Nel frattempo, però, arrivano le prime misure sui turisti. Controlli che scattano dopo che il primo focolaio è già scoppiato: undici siciliani tornati a Canicattini Bagni, in provincia di Siracusa, da Malta hanno infatti contratto la malattia. Oggi, però, si sono anche registrati 64 casi positivi all’interno dell’hotspot di Pozzallo, dove però i migranti sono contenuti e non rischiano di contagiare il resto della popolazione.

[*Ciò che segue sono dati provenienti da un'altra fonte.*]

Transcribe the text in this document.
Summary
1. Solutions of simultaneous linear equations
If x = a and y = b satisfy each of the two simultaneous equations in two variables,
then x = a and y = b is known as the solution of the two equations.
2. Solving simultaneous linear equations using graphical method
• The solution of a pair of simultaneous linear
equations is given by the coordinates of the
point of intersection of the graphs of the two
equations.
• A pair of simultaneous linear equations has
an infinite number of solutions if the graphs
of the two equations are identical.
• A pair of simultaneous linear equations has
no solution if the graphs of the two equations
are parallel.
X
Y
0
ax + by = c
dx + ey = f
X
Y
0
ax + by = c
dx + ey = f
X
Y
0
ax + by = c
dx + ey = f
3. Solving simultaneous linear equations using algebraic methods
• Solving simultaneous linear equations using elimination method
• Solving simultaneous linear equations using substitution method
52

Proprio su quest’ultimo tasto batte però il governatore. Che mentre i tecnici di Palazzo d’Orléans lavorano ancora sui dettagli dell’ordinanza che Musumeci firmerà fa sapere di aver parlato con Lamorgese: “Il governatore siciliano – informano da Palazzo d’Orléans – ha rappresentato la gravità della situazione dei migranti nell’Isola, ribadendo la netta contrarietà alla realizzazione di qualsiasi tendopoli e la soluzione, da sempre proposta, di navi in rada per la quarantena e di rinforzi con i militari dell’esercito. Per l’una e l’altra proposta il ministro ha assicurato di stare già provvedendo in queste ore”. Intanto, però, arrivano le prime misure sui turisti. Gli unici che fino a questo momento hanno materialmente contagiato i siciliani. (Larepubblica.it)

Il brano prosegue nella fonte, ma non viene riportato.